Monday, Jun. 22, 1959

A letter from the Publisher

CAN you ever get on the cover a second time?" asked Shirley MacLaine.

Shirley, understandably, was thinking about her career and what a TIME cover story would do for it. "It's still so early," said she, speaking the truth. For it is precisely because it is early in a career of great promise that Shirley is on TIME'S cover. She is one of the "New Girls of Hollywood" (more are pictured with the story) who are setting a new style in movie personalities.

There are many reasons for being on the cover of TIME, but, in essence, they all come down to one word --NEWS. Last week's cover on Commerce Secretary Lewis Strauss came in the midst of the noisily newsy controversy over his confirmation. The story was eagerly awaited in Washington -- partly for the effect it could have on the Senate vote. That vote has not yet been taken, but the story's principals -- Secretary Strauss and New Mexico's Senator Clinton Anderson -- agree, from their widely differing points of view, the story was fair, and squared with the issues.

Being on the cover of TIME can, in its way, be a recognition of position or fine achievement--but not necessarily. TIME'S gallery of cover subjects, as varied as life itself, is composed of men and women well remembered and long forgotten. The criterion for being on the cover was, and has always been, that they were news.

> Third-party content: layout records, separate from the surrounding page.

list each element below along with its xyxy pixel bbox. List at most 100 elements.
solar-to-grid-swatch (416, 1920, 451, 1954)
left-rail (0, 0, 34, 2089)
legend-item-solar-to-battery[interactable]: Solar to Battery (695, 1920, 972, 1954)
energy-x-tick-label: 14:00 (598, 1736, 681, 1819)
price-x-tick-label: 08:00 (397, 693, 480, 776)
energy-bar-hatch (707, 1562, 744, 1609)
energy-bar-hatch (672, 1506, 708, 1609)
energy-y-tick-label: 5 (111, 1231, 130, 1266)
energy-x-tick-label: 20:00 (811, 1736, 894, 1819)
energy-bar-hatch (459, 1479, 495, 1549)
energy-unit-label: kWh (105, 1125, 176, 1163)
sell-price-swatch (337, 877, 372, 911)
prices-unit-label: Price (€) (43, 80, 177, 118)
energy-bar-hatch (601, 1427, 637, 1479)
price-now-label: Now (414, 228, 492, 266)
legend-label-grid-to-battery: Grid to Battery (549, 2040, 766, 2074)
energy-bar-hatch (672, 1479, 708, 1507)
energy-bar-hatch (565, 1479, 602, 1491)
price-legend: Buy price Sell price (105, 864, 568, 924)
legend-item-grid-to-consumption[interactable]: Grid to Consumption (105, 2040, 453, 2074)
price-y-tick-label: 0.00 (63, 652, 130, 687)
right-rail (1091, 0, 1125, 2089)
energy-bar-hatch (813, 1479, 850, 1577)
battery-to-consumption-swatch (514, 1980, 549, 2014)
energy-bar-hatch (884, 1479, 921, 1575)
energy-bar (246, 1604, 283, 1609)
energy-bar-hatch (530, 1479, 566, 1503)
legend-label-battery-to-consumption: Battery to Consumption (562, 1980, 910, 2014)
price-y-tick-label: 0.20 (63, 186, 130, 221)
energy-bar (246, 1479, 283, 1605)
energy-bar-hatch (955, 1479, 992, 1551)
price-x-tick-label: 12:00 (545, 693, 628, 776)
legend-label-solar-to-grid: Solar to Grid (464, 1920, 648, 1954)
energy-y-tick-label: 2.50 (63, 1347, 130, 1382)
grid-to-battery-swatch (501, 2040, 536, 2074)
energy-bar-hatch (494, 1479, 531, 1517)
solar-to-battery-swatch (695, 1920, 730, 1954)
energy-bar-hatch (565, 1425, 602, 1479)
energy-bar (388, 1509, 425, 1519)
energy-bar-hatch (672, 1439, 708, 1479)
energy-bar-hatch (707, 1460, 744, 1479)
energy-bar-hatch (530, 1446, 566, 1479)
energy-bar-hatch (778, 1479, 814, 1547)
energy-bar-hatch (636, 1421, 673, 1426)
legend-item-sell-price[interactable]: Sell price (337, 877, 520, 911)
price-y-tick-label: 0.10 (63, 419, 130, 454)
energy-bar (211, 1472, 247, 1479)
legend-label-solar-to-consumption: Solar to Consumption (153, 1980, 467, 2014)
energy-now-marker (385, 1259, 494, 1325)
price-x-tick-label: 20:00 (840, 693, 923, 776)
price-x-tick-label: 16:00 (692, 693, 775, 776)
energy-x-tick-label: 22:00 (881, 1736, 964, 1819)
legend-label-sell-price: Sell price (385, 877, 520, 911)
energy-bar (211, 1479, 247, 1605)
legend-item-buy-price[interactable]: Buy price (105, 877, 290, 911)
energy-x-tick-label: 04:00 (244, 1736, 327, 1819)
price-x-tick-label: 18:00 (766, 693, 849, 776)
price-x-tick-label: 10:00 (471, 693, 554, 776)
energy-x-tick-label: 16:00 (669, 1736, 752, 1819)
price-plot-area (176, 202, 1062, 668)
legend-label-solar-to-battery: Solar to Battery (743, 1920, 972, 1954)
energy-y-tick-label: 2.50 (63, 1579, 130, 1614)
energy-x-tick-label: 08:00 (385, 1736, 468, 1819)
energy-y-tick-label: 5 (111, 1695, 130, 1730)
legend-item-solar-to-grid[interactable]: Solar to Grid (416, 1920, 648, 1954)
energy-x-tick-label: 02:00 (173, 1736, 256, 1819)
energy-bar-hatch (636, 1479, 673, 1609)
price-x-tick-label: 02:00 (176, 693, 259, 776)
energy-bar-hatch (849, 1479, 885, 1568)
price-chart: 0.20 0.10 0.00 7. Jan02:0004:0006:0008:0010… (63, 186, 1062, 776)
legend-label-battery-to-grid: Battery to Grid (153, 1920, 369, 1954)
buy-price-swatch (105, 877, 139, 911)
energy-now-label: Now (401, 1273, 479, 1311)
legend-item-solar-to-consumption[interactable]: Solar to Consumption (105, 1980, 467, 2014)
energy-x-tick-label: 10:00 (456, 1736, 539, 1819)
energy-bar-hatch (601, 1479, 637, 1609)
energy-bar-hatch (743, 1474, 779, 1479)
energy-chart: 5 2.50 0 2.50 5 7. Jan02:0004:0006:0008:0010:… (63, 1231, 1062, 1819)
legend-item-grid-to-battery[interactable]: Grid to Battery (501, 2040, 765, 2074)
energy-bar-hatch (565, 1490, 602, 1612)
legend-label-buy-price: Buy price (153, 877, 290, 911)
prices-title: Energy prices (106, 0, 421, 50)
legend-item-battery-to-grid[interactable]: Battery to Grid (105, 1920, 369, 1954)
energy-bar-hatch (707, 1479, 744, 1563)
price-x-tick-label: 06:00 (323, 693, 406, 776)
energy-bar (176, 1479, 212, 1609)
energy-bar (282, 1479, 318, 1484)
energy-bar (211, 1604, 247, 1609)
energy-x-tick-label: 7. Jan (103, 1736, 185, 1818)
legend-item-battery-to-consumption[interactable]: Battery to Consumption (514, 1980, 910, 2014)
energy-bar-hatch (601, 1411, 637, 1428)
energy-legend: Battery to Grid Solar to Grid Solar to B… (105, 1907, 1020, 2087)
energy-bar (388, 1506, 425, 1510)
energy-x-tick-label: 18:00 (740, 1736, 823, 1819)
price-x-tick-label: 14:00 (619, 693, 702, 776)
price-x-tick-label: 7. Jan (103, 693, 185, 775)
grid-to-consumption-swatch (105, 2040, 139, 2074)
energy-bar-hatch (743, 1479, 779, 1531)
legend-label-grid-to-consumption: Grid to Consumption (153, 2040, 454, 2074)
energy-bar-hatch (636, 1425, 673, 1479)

After the Willy Brandt cover (May 25), the Berliner Zeitung in East Berlin said sarcastically that to be on TIME'S cover is "a high honor generally reserved only for faithful servants of American bank and stock-market barons." Quicker than anyone could say verdammte Luege, the USIS put up a window display in West Berlin (see cut) that told the Germans, including the thousands of East Berliners who shop there, what all except Communists have known for a long time.